That Saturday was a night of strange conjuctions in the celestial realm. The Friday before had been the full moon and the Sunday to follow was the vernal equinox. Some call the last full moon of winter the Worm Moon, because of the earthworms that are starting to push up through the soil. This equinox, meanwhile, marks the first day of astronomical spring when the sun crosses the equator from south to north. It is also the moment of equal balance between day and night, the hinge point when winter darkness starts giving way to summer light. Even more special for us, in the Highlands of Scotland, the weather that Saturday was clear and bright.

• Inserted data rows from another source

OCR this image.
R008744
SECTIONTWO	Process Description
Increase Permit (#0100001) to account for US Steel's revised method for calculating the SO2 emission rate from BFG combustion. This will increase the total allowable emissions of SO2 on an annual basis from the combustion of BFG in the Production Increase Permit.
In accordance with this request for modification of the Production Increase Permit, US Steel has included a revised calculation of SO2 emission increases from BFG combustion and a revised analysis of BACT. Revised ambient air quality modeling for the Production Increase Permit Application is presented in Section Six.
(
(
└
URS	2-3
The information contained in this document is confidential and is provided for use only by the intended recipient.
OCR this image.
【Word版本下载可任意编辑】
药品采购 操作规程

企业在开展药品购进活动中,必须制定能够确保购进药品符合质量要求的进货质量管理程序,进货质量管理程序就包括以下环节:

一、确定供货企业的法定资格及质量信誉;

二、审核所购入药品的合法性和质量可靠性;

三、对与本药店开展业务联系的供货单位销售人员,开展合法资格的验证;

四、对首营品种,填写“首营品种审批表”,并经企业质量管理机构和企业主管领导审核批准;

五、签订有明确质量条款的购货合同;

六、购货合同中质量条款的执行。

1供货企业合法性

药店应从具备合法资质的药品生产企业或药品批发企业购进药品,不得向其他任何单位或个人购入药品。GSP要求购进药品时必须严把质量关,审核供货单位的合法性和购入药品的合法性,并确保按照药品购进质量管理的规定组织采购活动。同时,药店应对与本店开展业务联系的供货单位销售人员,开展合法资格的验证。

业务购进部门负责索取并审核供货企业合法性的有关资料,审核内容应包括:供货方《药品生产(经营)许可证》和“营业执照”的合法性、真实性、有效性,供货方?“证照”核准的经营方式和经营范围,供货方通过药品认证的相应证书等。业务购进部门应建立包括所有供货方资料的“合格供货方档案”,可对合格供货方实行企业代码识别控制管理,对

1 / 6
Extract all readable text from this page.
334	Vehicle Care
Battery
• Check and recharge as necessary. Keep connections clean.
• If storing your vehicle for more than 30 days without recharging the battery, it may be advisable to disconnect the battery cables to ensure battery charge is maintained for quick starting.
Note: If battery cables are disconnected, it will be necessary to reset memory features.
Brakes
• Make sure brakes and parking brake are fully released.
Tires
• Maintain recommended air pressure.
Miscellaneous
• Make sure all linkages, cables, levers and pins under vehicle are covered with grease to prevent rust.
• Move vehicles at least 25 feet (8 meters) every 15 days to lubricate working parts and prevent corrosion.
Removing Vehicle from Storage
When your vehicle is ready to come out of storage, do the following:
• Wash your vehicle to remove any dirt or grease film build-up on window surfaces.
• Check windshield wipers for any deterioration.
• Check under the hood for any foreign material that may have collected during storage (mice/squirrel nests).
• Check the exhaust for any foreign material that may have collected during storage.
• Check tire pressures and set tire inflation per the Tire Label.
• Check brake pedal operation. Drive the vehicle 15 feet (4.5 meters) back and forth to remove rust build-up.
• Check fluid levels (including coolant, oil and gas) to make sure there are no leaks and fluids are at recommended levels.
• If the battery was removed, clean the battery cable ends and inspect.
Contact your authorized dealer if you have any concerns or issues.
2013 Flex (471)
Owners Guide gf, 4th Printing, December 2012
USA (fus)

Alistair and I shoved a tent, sleeping bags, mats, stove and kettle into rucksacks and set off. Our plan was to camp beside the nearby loch to enjoy the huge moon at night and the rising sun in the morning. But as we walked down in the darkness at 8.30 pm I wondered aloud what had happened to the moon. The sky was an inky well, a scattering of stars glinting on its black waters. A strong breeze shivered the trees. No sign of a moon, worm or otherwise.
Native American peoples have different names for this moon. To the Northern Ojibwe it is the Crow Comes Back Moon, because of the bird’s seasonal return, to others the Sugar Moon, because of the sap rising. Right now, to me, it was just the invisible moon and a mystery.
Directly above us, a vast, smooth cloud hung so high it was completely impervious to the wind. Its northern end was black, dissolving into the sky around, but as it reached south its colour softened to grey till the southern-most edges were shining. They looked like curves of foam at the rim of dark waves. And then I realised. Their unearthly glow was from the absent moon. It was still hidden behind the Cairngorm mountains to the south-east, still rising, but already casting its silver light.
The Anglo Saxons called it the Lenten Moon. The name does not derive so much from the Christian period of Lent, but rather the other way around. ‘Lenten’ came from the old English word for ‘lengthening’ of daylight hours and was applied to the religious season. It is followed by the Paschal – or Passover – Moon, and Easter in the western church is the first Sunday after this.
Just as we got to the gate at the lochside, our elusive moon appeared. I don’t remember if I have ever watched a full moon rise before but I do know I have never been so captured by it. As it edged up over the crest of the Feshie hills, this moon was not just full, but vast. And it wasn’t silver, either. It was gold. No photograph can do it justice, but certainly not the ones from my cracked old phone. I also can’t explain the ghostly green satellite above right of the moon. I never saw it in the sky, so perhaps it is a quirk of the camera.
I trained my binoculars on the new-risen moon and took a breath. There were all the familiar craters and crevices and cracks, all those faraway mountains and empty oceans. But there, too, was an extraordinary optical illusion. A rim of flame rippled all around the golden disc. It was as if the sun was not just lending its fierce light but had dipped the moon in petrol and breathed dragon fire across it.
No worm, this moon, but a great, glorious presence, a swelling globe of light against the dark sky. As we rounded the corner of a hill, a powerful wind came whipping across the loch and we had to find a sheltered hollow for the tent. Dumping it, we stretched out on a high bank above to watch the moon glide up the sky like a queen, sending a shining path over the water below her. One old English name for her is the Chaste Moon because of the purity of spring and the denials of lent, but that sounds too pale and deprived for this radiant creature. She was far more the Eagle Moon of the Algonquin people.
When we finally tore ourselves away and crawled into our down bags, sleep was routed by the shaking of the tent and the roaring of the leafless oaks overhead. I understood why the Celts called this the Wind Moon and the Pueblo the Wind Strong Moon. Some folks also named her the Plough Moon, because she marks the time of year to begin turning the fields. This, of course, pulls up those ubiquitous earthworms, and with them, her ugly old name again.
By morning, our Many-Named Moon is gone and the wind with her. In the soft dawn, all is still and quiet, but for the birds. The piping oystercatchers. The dip-diving ducks. A heron. Away on the line of the Feshie hills, not far from the spot the moon rose yesterday, another light is brimming.